There was some heavy dealing and prostituting going on this morning.

I thought maybe it was some residual left over from the long weekend, but damn Gina, it’s now Wednesday.  Time to slow your roll.

These are decisions, however, that have nothing to do with me and as I will continue to commute through these neighborhoods I don’t need to be casting a judging eye on what the populace is doing for work.

None of my business.

I am an observer though, and sometimes I cannot help but observe and sometimes my brain provides me with a funny soundtrack to go along with said observations.

“Not my choice of clothes for a morning stroll,” tight cheetah leggings and red broke down flip-flops.

“Welcome to the Friendly Manor,” read the sign, “a scary place to live,” my brain added as I rode past the number of drug deals going down, it was hopping at 10:30 a.m. around the shopping cart full of glass bottles.

It was cracking for sure.

“Not need to worry about being late,” my brain added as I arrived, four minutes early, tucked in my bike and went into the house.  Mom was taking care of business, dad was still in bathrobe and slippers and the little monkey was wearing, yes, monkey pajamas and eating scrambled “eggies”.

God I love this kid.

I have a thing for super smart little girls.

They make me happy to be a nanny.

Oh, I love my boys too, don’t get me wrong.

But I feel I have gotten to work with a couple of extraordinarily bright little ladies and I am grateful for the opportunity to be a part of their little girl lives.

Today mom was working from home for part of the day and suggested we take the car and go up to Little Farm.

Little Farm!

Yay.

I was stoked at the idea, it had been awhile since I had gone and it would be a fun little field trip and a chance to be outside with one little monkey instead of three.  Plus, I felt a remiss for not having as much interaction with the little lady as I normally do, juggling three babies is not the most optimal for quality time.

It was just maintaining time yesterday.

So, we took the car and headed up in the Berkeley Hills to Tilden Park.

Little Farm really is just that, a miniature farm in the middle of the park.

Cows, goats, chickens, a couple of geese, a hutch of bunnies, a children’s garden, rams, pigs.  You are allowed to feed the animals, only celery and lettuce, but you get to interact and it is designed to let children get close to the animals.

My girl even got close enough to pet a cow.

Which peed instantaneously, I saw it coming before it hit the ground and was able to avoid the splatter, but man that was close.

The pitfalls of nannydom are that often times you will find yourself doused with urine or poo or mashed carrots on your tights or smashed Cheerios in your bra, or sand!  I have had sand in the bra a few times.

But I was not ready to have cow urine added to the list.

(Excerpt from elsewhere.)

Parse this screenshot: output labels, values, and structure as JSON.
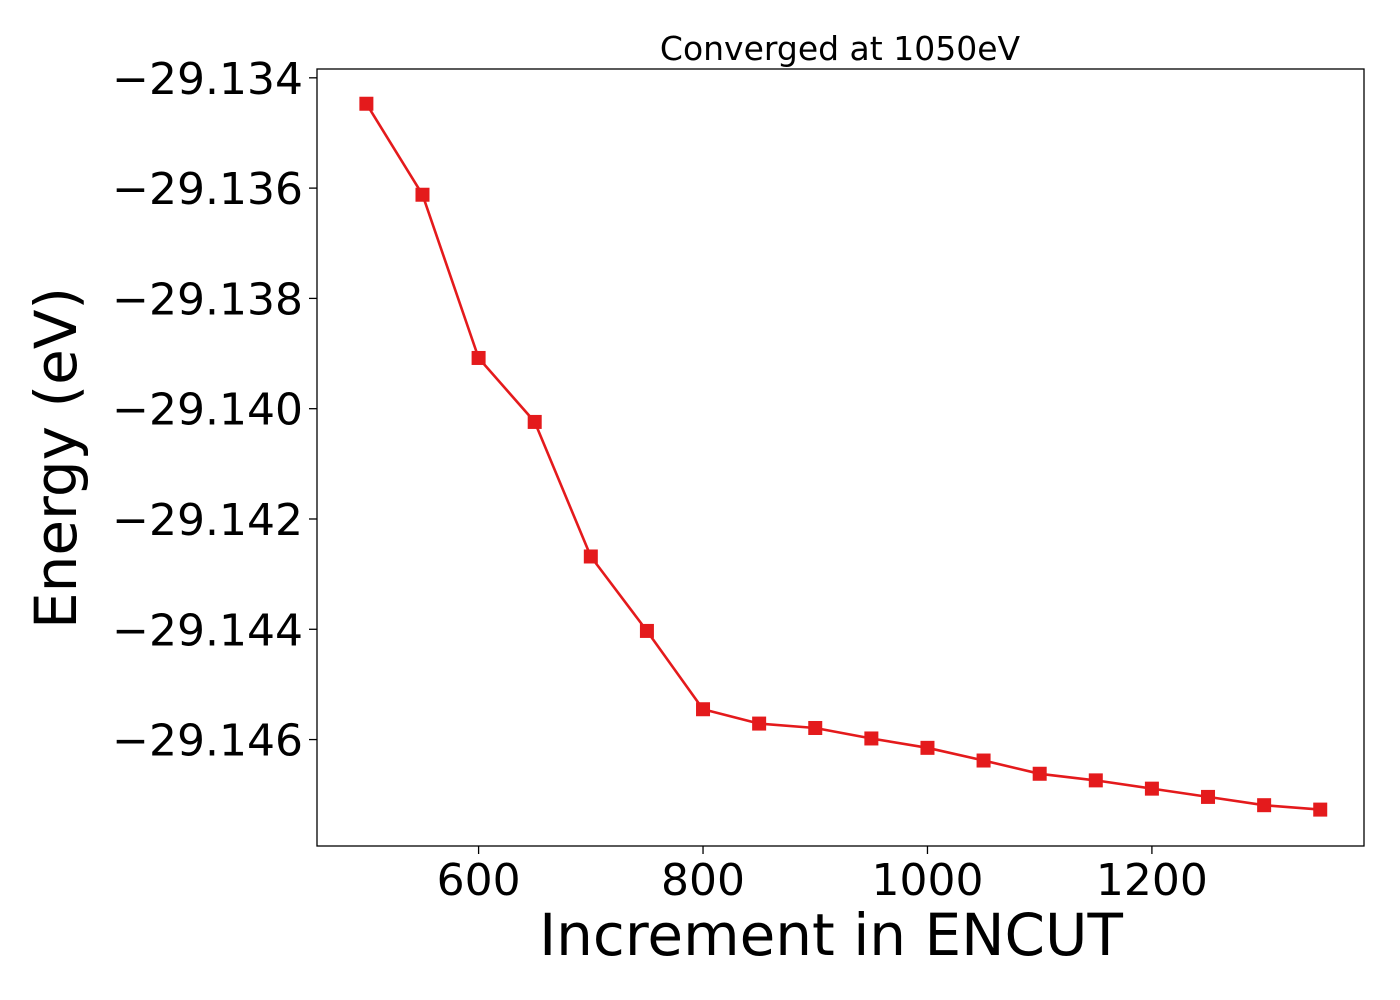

I danced nimbly away and we finished our visit by feeding the last of the celery to the long-tongued brown cows in a nearby pen.

It was a great field trip and she fell asleep promptly in the car.

I got lucky, she still went down for a nap and I also got a late message from the mom of the little boy they do a nanny share with, who said, no coverage needed today, see you tomorrow.

I wasn’t even miffed at the loss of pay, I was relieved actually, to have a nap time that was actually a restful time for me.

I reviewed some e-mails for my friend’s business, made some phone calls, and yes, even took a call from a friend over a very late in the day cup of coffee on the back porch in the sunshine.

It was a long day for me, worked a few extra hours to help out the mom who is busy with work, but it felt like a breeze after yesterday.

So much so, I actually still took her to the park after her nap.

The sun was out and I wanted to be outside in it.

I feel like my body is still recovering from the three baby fest of yesterday, but it was helped along by an “easy day” and I am grateful to be done with my blog, showered (I did not get cow urine on me, but the ladybug did douse me anyhow), and laundry ready to swap over to the dryer.

Heck, I might even watch an episode of So You Think You Can Dance.

Hold the commentary, my brain has already provided it.